Who Spouts Lore, the player or the character? Answer: the character.
Who spends an OGL Conan fate point to make it true that an ally is there to help the PC break out of prison (I take that example from p 68 of my original printing of the rulebook)? Clearly it is the player.
Who, in BW, hopes to meet a friend who will help them (thus triggering a Circles check)? Answer: the character.
Who, in 5e D&D, spends a use of the Lucky feat to get a reroll? Answer: the player.
Who, in AD&D, prays to a god for divine intervention hoping to get a reroll? Answer: the character.
Who, in Apocalypse World, performs the Harm move whenever a PC takes harm, to find out exactly how bad it is?
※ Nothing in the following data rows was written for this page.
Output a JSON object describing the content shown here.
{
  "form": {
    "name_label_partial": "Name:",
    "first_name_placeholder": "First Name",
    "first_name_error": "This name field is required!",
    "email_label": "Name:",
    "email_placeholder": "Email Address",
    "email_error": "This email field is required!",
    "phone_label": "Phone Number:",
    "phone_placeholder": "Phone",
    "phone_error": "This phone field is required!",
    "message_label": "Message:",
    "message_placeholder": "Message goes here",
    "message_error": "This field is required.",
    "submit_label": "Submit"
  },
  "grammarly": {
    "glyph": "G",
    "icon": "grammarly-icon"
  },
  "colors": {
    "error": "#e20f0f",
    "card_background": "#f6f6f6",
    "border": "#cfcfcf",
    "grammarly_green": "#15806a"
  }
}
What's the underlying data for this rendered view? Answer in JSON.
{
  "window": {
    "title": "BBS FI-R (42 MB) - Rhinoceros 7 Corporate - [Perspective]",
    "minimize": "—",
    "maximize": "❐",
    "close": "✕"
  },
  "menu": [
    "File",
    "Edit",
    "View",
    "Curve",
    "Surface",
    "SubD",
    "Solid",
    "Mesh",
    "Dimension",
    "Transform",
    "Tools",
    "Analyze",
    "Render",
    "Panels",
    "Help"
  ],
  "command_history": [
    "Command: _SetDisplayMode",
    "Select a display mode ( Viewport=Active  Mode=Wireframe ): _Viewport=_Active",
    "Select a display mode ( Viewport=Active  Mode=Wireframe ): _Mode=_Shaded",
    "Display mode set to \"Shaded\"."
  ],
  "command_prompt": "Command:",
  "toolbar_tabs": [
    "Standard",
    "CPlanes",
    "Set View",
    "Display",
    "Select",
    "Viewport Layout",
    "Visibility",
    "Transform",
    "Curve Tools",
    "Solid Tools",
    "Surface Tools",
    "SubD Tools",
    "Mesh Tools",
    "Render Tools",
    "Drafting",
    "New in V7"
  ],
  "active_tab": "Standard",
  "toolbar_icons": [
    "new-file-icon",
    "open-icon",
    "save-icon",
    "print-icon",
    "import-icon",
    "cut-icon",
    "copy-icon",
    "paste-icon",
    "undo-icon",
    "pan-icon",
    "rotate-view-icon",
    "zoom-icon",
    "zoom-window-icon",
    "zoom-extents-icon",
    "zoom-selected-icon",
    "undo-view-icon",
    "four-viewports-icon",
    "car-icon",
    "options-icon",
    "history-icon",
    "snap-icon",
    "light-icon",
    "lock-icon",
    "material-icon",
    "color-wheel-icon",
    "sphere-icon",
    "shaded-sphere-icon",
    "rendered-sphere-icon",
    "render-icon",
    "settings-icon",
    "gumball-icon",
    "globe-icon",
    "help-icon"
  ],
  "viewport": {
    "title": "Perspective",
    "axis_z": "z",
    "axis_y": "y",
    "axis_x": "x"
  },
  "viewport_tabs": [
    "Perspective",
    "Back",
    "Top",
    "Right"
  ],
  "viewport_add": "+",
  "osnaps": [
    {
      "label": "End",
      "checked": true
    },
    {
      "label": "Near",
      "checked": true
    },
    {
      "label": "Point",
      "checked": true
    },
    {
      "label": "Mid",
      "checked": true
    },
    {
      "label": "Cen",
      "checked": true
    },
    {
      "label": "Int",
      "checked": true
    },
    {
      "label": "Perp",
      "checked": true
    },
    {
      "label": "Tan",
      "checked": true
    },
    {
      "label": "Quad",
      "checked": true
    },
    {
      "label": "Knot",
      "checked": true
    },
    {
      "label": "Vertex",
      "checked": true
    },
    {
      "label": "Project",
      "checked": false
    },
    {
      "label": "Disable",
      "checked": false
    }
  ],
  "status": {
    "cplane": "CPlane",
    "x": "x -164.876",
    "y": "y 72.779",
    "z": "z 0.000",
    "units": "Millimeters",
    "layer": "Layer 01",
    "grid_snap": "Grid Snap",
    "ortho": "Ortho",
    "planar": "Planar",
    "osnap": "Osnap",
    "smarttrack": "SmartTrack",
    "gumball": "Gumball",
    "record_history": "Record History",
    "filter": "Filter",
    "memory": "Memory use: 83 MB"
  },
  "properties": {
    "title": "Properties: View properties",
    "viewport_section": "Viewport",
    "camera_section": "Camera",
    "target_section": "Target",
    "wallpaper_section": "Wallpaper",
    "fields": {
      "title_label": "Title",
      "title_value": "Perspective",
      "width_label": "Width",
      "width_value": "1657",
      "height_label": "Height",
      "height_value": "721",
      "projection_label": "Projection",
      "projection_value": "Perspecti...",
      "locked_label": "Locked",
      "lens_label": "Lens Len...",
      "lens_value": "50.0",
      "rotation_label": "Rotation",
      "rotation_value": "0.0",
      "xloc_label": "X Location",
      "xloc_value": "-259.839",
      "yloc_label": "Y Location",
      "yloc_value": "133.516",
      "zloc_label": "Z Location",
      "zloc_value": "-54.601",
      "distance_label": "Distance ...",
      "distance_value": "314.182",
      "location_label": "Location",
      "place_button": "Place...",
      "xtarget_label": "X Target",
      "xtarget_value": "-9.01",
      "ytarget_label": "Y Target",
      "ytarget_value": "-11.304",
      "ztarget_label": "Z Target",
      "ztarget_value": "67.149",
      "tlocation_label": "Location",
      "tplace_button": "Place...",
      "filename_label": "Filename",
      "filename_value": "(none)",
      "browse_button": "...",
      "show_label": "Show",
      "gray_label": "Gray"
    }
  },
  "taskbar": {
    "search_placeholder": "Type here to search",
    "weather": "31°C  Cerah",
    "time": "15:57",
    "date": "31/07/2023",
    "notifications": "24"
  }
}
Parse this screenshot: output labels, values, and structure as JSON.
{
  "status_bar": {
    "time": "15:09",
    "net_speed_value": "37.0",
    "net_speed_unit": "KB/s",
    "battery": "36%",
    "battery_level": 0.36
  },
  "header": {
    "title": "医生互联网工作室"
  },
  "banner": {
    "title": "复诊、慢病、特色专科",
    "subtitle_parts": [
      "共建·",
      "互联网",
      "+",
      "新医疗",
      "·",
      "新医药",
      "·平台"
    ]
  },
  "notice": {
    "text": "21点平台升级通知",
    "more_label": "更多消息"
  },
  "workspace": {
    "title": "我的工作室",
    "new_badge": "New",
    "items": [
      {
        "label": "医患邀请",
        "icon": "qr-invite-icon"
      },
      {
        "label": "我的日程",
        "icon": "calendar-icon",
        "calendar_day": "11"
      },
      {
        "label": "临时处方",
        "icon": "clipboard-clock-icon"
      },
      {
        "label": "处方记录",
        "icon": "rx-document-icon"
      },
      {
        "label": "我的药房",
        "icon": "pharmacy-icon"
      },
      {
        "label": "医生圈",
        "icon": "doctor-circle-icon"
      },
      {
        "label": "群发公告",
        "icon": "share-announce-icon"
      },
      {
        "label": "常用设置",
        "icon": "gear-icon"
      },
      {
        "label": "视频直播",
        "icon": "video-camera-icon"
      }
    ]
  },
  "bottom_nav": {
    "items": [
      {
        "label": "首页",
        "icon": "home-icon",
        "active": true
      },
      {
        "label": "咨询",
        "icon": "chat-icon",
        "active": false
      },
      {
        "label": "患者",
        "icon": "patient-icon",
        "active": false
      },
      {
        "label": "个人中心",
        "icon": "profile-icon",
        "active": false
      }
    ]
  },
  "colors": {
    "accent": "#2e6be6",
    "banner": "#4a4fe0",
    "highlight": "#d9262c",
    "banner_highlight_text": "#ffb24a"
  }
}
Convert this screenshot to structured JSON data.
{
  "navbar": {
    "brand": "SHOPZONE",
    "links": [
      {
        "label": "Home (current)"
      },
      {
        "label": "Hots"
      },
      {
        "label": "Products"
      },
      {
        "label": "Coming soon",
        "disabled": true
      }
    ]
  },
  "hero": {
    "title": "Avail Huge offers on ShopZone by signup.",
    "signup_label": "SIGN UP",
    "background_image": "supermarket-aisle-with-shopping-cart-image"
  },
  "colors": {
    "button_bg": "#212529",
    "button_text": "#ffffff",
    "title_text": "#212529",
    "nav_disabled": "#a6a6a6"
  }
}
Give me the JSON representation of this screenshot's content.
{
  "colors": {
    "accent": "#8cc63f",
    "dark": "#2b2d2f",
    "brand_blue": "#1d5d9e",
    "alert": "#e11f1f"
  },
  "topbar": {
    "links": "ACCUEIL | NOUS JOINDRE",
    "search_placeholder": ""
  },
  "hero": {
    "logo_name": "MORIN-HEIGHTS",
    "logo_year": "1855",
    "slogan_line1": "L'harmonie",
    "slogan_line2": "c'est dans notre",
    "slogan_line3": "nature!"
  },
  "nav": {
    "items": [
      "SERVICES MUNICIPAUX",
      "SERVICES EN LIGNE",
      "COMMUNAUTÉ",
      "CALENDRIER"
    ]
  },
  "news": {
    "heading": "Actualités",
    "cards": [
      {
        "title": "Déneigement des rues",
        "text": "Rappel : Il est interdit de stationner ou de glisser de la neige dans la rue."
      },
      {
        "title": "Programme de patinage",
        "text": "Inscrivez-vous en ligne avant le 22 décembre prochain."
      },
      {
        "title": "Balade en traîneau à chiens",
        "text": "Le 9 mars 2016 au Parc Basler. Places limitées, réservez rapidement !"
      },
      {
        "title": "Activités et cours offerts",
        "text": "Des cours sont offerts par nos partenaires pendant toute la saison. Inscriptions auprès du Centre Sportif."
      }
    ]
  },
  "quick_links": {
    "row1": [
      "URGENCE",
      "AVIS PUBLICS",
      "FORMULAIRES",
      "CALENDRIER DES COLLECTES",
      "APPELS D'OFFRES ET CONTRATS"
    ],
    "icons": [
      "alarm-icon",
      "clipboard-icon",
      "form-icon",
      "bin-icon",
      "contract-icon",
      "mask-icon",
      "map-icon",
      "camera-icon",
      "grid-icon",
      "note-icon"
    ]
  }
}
Answer: the player. (The characters efforts to avoid harm have already been played out prior to the Harm move being rolled.)
Who, in Classic Traveller, uses their familiarity with sub-cultures and the lower classes to pick up information about where contraband and forged documents might be obtained? Answer: the character.
Who, in 4e D&D, spends a use of Come and Get It? Answer: it depends. If the effect, in the fiction, is that enemies charge the PC of their own volition, it seems the player did. If the effect, in the fiction, is that the PC is wrongfooting his enemies with his deft polearm work - and this was the typical effect in my game - then the character.
This all goes to
@Campbell's point not far upthread, that the differences between these things matter.